Un collectif de plus de mille membres issus principalement de la recherche et de l’enseignement, parmi lesquels Eric Fassin ou François Héran, mais aussi des personnalités comme la romancière Annie Ernaux, prend position en défense de la philosophe Sophie Djigo, cible de menaces de l’extrême droite qui ne supporte pas son engagement en faveur des migrants.
Publié sur le monde.fr le 5 décembre 2022
Tribune de soutien signée par la LDH
Notre collègue Sophie Djigo est philosophe et chercheure, enseignante en classes préparatoires, autrice de plusieurs ouvrages de référence sur la question des migrations et fondatrice de l’association Migraction59 pleinement engagée dans le soutien aux migrants à Calais.
Elle est actuellement la cible des attaques de plusieurs mouvements d’extrême-droite, sur les réseaux sociaux desquels son nom, sa photo, les vidéos de ses interventions et son adresse professionnelle sont diffusés et exposés à la vindicte et au lynchage médiatique. Elle reçoit depuis des semaines des insultes, des harcèlements et des menaces de mort explicites, dont la montée en puissance l’a conduite hier, suite à une nouvelle escalade, à demander la protection fonctionnelle le 28 novembre.
Un communiqué de presse du Rassemblement National la désigne explicitement comme corruptrice de la jeunesse par son activité enseignante, criminalisant par là la simple action pédagogique de sensibilisation aux pratiques solidaires, qui fait pourtant partie intégrante et reconnue d’une éducation à la citoyenneté.
Des chercheurs et des enseignants sont ainsi régulièrement exposés à la violence de ces réseaux et à leurs manœuvres d’intimidation, par des collusions entretenues entre le pouvoir politique et les puissances d’extrême droite, largement représentées à l’Assemblée Nationale où elles introduisent une banalisation de la violence xénophobe et raciste.

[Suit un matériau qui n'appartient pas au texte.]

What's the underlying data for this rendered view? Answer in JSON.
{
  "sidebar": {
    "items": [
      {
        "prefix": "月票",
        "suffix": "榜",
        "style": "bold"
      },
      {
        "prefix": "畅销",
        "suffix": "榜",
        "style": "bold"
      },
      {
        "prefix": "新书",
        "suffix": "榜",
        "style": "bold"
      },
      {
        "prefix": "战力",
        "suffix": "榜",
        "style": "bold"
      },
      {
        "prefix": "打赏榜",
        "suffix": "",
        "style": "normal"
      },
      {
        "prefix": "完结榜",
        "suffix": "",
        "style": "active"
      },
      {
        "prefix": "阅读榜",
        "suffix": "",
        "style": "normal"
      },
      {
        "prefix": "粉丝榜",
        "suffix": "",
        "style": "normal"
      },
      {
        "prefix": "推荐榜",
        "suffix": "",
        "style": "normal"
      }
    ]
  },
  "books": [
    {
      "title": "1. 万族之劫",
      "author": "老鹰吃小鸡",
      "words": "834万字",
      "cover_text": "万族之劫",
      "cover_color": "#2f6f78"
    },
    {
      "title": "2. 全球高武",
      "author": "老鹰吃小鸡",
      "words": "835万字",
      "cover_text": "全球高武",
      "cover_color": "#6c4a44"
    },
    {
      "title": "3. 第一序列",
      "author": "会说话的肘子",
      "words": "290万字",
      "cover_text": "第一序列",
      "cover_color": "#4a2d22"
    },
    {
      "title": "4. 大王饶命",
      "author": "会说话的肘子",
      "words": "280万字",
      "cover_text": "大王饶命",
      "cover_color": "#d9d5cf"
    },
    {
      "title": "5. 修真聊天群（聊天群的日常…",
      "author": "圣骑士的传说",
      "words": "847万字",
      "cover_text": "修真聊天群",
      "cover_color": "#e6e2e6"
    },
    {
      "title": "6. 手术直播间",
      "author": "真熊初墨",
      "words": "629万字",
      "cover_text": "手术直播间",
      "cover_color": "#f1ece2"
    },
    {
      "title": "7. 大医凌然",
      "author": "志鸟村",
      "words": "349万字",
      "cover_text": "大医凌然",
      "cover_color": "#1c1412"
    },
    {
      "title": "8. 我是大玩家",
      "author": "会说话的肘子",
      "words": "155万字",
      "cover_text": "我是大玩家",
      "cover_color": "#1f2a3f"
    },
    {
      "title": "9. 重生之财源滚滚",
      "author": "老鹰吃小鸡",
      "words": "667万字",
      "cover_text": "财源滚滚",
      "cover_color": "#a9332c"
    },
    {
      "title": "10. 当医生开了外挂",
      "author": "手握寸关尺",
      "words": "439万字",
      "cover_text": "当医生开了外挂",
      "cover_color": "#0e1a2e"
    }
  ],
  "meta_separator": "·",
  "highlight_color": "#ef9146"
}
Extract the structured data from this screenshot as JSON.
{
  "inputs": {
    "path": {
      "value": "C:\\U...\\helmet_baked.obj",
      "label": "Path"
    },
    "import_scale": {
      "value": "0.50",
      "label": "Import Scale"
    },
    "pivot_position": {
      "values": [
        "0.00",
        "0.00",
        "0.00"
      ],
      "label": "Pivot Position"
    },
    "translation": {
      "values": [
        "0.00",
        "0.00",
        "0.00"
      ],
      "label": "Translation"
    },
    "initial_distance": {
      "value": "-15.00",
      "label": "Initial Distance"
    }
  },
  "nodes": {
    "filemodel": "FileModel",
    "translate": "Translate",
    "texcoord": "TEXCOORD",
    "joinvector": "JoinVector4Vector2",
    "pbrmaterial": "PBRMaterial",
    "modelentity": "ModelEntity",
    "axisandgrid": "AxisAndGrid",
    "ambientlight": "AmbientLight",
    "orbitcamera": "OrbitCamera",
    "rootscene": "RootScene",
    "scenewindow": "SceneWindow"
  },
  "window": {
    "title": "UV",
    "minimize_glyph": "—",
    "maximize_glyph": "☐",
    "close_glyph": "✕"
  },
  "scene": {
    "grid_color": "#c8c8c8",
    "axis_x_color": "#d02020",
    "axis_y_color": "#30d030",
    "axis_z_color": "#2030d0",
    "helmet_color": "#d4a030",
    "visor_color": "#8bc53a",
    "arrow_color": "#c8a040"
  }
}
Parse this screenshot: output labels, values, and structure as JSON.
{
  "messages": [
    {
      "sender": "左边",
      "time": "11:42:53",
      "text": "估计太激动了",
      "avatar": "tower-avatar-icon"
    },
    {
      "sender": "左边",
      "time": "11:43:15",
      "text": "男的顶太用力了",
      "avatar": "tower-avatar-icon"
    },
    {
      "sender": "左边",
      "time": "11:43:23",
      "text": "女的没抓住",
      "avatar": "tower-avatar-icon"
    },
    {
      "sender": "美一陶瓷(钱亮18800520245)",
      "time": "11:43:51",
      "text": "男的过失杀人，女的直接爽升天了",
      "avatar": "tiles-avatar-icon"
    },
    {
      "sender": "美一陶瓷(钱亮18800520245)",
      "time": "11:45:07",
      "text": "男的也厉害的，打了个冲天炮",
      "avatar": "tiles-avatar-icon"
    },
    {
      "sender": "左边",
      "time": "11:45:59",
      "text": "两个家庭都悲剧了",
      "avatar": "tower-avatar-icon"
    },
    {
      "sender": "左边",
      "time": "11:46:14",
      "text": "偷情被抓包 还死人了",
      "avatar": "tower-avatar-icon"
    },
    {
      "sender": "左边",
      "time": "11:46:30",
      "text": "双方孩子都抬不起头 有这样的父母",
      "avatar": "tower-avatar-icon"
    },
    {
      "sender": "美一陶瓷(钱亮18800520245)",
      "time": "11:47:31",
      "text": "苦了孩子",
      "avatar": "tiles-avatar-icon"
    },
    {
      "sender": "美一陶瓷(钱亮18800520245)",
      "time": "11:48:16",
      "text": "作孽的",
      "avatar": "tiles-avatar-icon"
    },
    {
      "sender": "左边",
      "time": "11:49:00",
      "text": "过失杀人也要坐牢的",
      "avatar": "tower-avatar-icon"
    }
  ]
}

La brutalité des insultes et des intimidations subies par notre collègue atteste d’une véritable offensive coordonnée et décomplexée, plus particulièrement dans le Nord en ce moment, où d’autres collègues universitaires subissent collectivement des attaques similaires.
Sophie est à la fois une philosophe et une militante, dont l’action solidaire, particulièrement efficace et déterminée, est liée à une profonde réflexion de chercheure et à une activité enseignante intellectuellement exigeante, reconnue et de haut niveau dans le système de l’enseignement public supérieur. Et le rectorat a du reste ici décidé de la soutenir en portant plainte pour diffamation.
Et pourtant, elle a dû renoncer à l’organisation d’une rencontre entre ses élèves et les bénévoles de l’Auberge des Migrants à Calais, par crainte d’une descente violente des associations xénophobes qui en ont divulgué la date. Et cette forme d’intimidation constitue un véritable bâillon culturel.
La violence qui atteint actuellement Sophie est une côte d’alerte des dérives qui nous atteignent tous, et dont la défense des exilés constitue un emblème. C’est en ce sens à un refus collectif des politiques xénophobes et liberticides que nous appelons, par le soutien inconditionnel qui doit lui être manifesté.
Nous n’exigeons donc pas seulement une réponse gouvernementale claire à des attaques aussi dangereuses qu’inacceptables du point de vue même du droit tel qu’il s’inscrit dans la Constitution, permettant la défense de notre collègue et de tous ceux qui les subissent. Mais nous exigeons par là aussi qu’il soit mis fin aux collusions implicites ou explicites qui font de l’idéologie fasciste un véritable facteur d’imprégnation des mentalités, et constituent par là même un danger massif à tous les niveaux de la décision étatique.